Le elezioni europee hanno mostrato tre tendenze. La prima è la fuga dalle urne, con una percentuale di assenti superiore alla metà. La seconda è il rafforzamento, tra i votanti, delle forze più di sistema, PD, FDI, Forza Italia, la stessa AVS. La terza è la progressiva decomposizione dei gruppi e movimenti (sedicenti) antagonisti. Sorprende il successo travolgente del sindaco di Bari Antonio Decaro. Quasi mezzo milione di preferenze a un politico sotto inchiesta, attivo in una città i cui abitanti sono poco più della metà dei voti che ha ottenuto. Il clientelismo paga più di prima perché pesa maggiormente in tempi di diserzione elettorale.

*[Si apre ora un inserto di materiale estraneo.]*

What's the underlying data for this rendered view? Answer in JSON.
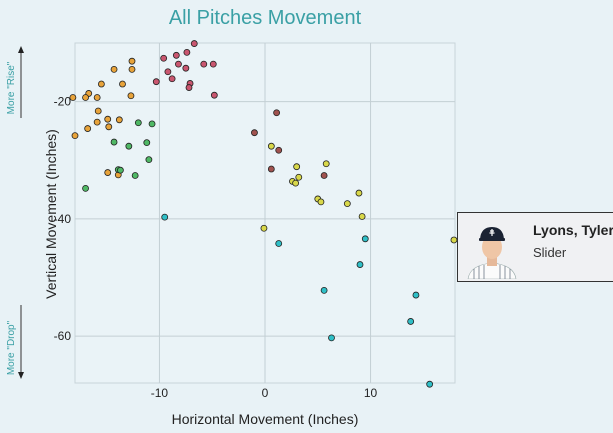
{
  "chart_data": {
    "type": "scatter",
    "title": "All Pitches Movement",
    "xlabel": "Horizontal Movement (Inches)",
    "ylabel": "Vertical Movement (Inches)",
    "xlim": [
      -18,
      18
    ],
    "ylim": [
      -68,
      -10
    ],
    "x_ticks": [
      -10,
      0,
      10
    ],
    "y_ticks": [
      -20,
      -40,
      -60
    ],
    "grid": true,
    "rise_label": "More \"Rise\"",
    "drop_label": "More \"Drop\"",
    "series": [
      {
        "color": "#c9566f",
        "points": [
          [
            -6.7,
            -10.1
          ],
          [
            -7.4,
            -11.6
          ],
          [
            -8.4,
            -12.1
          ],
          [
            -9.6,
            -12.6
          ],
          [
            -8.2,
            -13.6
          ],
          [
            -5.8,
            -13.6
          ],
          [
            -4.9,
            -13.6
          ],
          [
            -7.5,
            -14.3
          ],
          [
            -9.2,
            -14.9
          ],
          [
            -8.8,
            -16.1
          ],
          [
            -10.3,
            -16.6
          ],
          [
            -7.1,
            -16.9
          ],
          [
            -7.2,
            -17.6
          ],
          [
            -4.8,
            -18.9
          ]
        ]
      },
      {
        "color": "#e8a33a",
        "points": [
          [
            -12.6,
            -13.1
          ],
          [
            -12.6,
            -14.5
          ],
          [
            -14.3,
            -14.5
          ],
          [
            -13.5,
            -17.0
          ],
          [
            -15.5,
            -17.0
          ],
          [
            -16.7,
            -18.6
          ],
          [
            -17.0,
            -19.3
          ],
          [
            -18.2,
            -19.3
          ],
          [
            -15.9,
            -19.3
          ],
          [
            -12.7,
            -19.0
          ],
          [
            -15.8,
            -21.6
          ],
          [
            -16.8,
            -24.6
          ],
          [
            -15.9,
            -23.5
          ],
          [
            -14.9,
            -23.0
          ],
          [
            -14.8,
            -24.3
          ],
          [
            -13.8,
            -23.1
          ],
          [
            -18.0,
            -25.8
          ],
          [
            -14.9,
            -32.1
          ],
          [
            -13.9,
            -32.5
          ]
        ]
      },
      {
        "color": "#4fb865",
        "points": [
          [
            -12.0,
            -23.6
          ],
          [
            -10.7,
            -23.8
          ],
          [
            -14.3,
            -26.9
          ],
          [
            -11.2,
            -27.0
          ],
          [
            -12.9,
            -27.6
          ],
          [
            -11.0,
            -29.9
          ],
          [
            -13.9,
            -31.6
          ],
          [
            -13.7,
            -31.7
          ],
          [
            -12.3,
            -32.6
          ],
          [
            -17.0,
            -34.8
          ]
        ]
      },
      {
        "color": "#a0524f",
        "points": [
          [
            1.1,
            -21.9
          ],
          [
            -1.0,
            -25.3
          ],
          [
            1.3,
            -28.3
          ],
          [
            0.6,
            -31.5
          ],
          [
            5.6,
            -32.6
          ]
        ]
      },
      {
        "color": "#d9d84a",
        "points": [
          [
            0.6,
            -27.6
          ],
          [
            5.8,
            -30.6
          ],
          [
            3.0,
            -31.1
          ],
          [
            3.2,
            -32.9
          ],
          [
            2.6,
            -33.6
          ],
          [
            2.9,
            -33.9
          ],
          [
            8.9,
            -35.6
          ],
          [
            5.0,
            -36.6
          ],
          [
            5.3,
            -37.1
          ],
          [
            7.8,
            -37.4
          ],
          [
            9.2,
            -39.6
          ],
          [
            -0.1,
            -41.6
          ],
          [
            17.9,
            -43.6
          ]
        ]
      },
      {
        "color": "#2fbfc7",
        "points": [
          [
            -9.5,
            -39.7
          ],
          [
            1.3,
            -44.2
          ],
          [
            9.5,
            -43.4
          ],
          [
            9.0,
            -47.8
          ],
          [
            5.6,
            -52.2
          ],
          [
            14.3,
            -53.0
          ],
          [
            13.8,
            -57.5
          ],
          [
            6.3,
            -60.3
          ],
          [
            15.6,
            -68.2
          ]
        ]
      }
    ]
  },
  "card": {
    "name": "Lyons, Tyler",
    "pitch": "Slider",
    "avatar_icon": "player-headshot-icon"
  }
}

 L’evidenza che ci preme sottolineare è che la Caporetto antisistema dipende dal fatto che nessuno si è presentato con un programma davvero alternativo. Nessun accenno alla gabbia finanziaria dell’euro e del vincolo finanziario esterno, rarissimi attacchi alla natura oligarchica dell’Unione, ai suoi organi, all’imposizione di una fittissima legislazione attraverso i regolamenti e al ricatto di direttive, raccomandazioni, decisioni unionali. Silenzio assordante sull’ordoliberismo, la privatizzazione generale scritta nei trattati. Il cuore del potere reale non è stato sfiorato. La disaffezione verso l’Europa è dimostrata da un dato aritmetico: i votanti sono stati molto più numerosi (oltre il dieci per cento di differenza) laddove si eleggevano amministrazioni regionali o sindaci.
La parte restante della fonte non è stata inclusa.